According to Sunil Gupta, a Harvard Business School professor who has spent years studying successful digital strategies – and to a large degree, stalking Bezos – Amazon’s success is down to diversifying into multiple products and services. At the intersection of this process lives a blend of Bezos’s “obsession with the customer” and his personality.


“Bezos is full of experiments,” Gupta says. “His company and his whole style is known for experimentation. In his own words – ’if you want big winners then you have to be willing to have many failures”. His argument is that one big winner will take care of a thousand failed experiments.” (You can listen to the full podcast here: https://hbr.org/podcast/2020/11/how-jeff-bezos-built-one-of-the-worlds-most-valuable-companies).


Bezos himself refers to his style in the title of his book “Invent and Wander” – a collection of writings he published in late 2020. The “wandering” part, for him, is the preparedness to move away from the safe, paved road and to discover new paths and unlit alleyways – even if most of the time spent “wandering” comes to nothing more than walking down a dead-end.


It was one of his earlier wanderings, in the early 1990s, that led him to look and realise that the internet – which in 1994 still had no real commercial aspect to it – was growing at a phenomenal rate, with usage increasing by around 2,300% a year.
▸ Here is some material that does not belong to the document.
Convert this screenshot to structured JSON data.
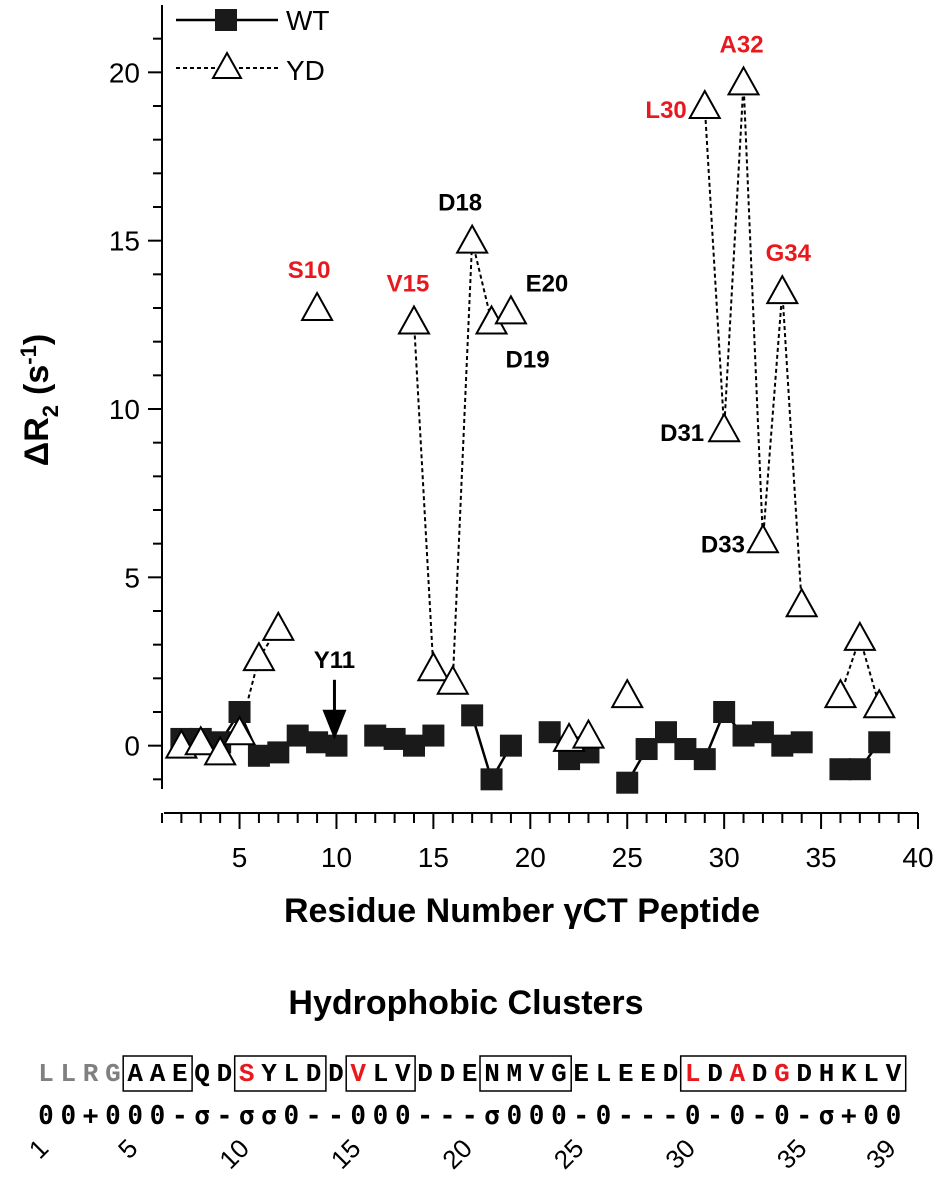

Combined with his discovery that there was no comprehensive mail order catalogue for books, he set out to learn everything he could about both the internet and the book trade. He wandered, and as it turned out, he saw the wood for the trees and started printing money with it.


Bezos had to trust his instincts too. When he first came up with the idea for his book-led e-commerce platform, his then boss at D. E. Shaw & Co. did his best to talk him out of pursuing his madness. But it was in Bezos’ DNA to create “something different”, and away he went. Wise decision, as it turned out. But instincts aren’t always accurate. During an attempt to fundraise in Amazon’s first year Bezos predicted $74 million in sales by 2000, undershooting by a billion, give or take ($1.64bn in 1999).


Since then, Jeff has done plenty of wandering and inventing with more than 30 of his major investments, projects, and philanthropic endeavors featuring here BezosExpeditions.com.


So what’s his secret? The elements behind his success?


Here are three key ingredients in the success of Bezos and Amazon.


1. Wander - but decide which way first


For all his wandering and experimenting, it’s not like Bezos just sets off completely blind. As Professor Gupta puts it: “His experiments aren’t aimless. There is a certain part and process behind what experiments to do and why they connect to the overall picture of what Amazon is today.”


As a result, Bezos (and Amazon) has transformed conventional corporate strategy by expanding into multiple products and services. What started as an online bookseller now offers streaming services, consumer electronics, business services, loans and gaming. From Amazon Prime to Kindle and Amazon Drive, it has it all.


2. Customer obsession


Rather than looking sideways to beat the competitors, Bezos and Amazon are utterly obsessed by their customer and as such create new and delightful experiences they don’t even know they want yet.


Bezos states it himself: “The No. 1 thing that has made us successful, by far, is obsessive compulsive focus on the customer”.


There is no better way to witness this obsession than to sneak into an Amazon top team meeting. There, you would always find a single empty chair – to represent the customer.


3. Insist on long-term thinking


Bezos has said he’s always thinking three years out. Understanding the current business environments is important – understanding future ones is what makes companies great.

In a letter to Amazon shareholders back in 2003, when the company’s revenues were “only” US$5.2bn (compared to US$386bn in 2020), Bezos wrote: “Long-term thinking is both a requirement and an outcome of true ownership. Owners are different from

tenants. I know of a couple who rented out their house, and the family who moved in nailed their Christmas tree to the hardwood floors instead of using a tree stand. Expedient, I suppose, and admittedly these were particularly bad tenants, but no owner would be so short-sighted.”


So go forth and wander, obsess and think.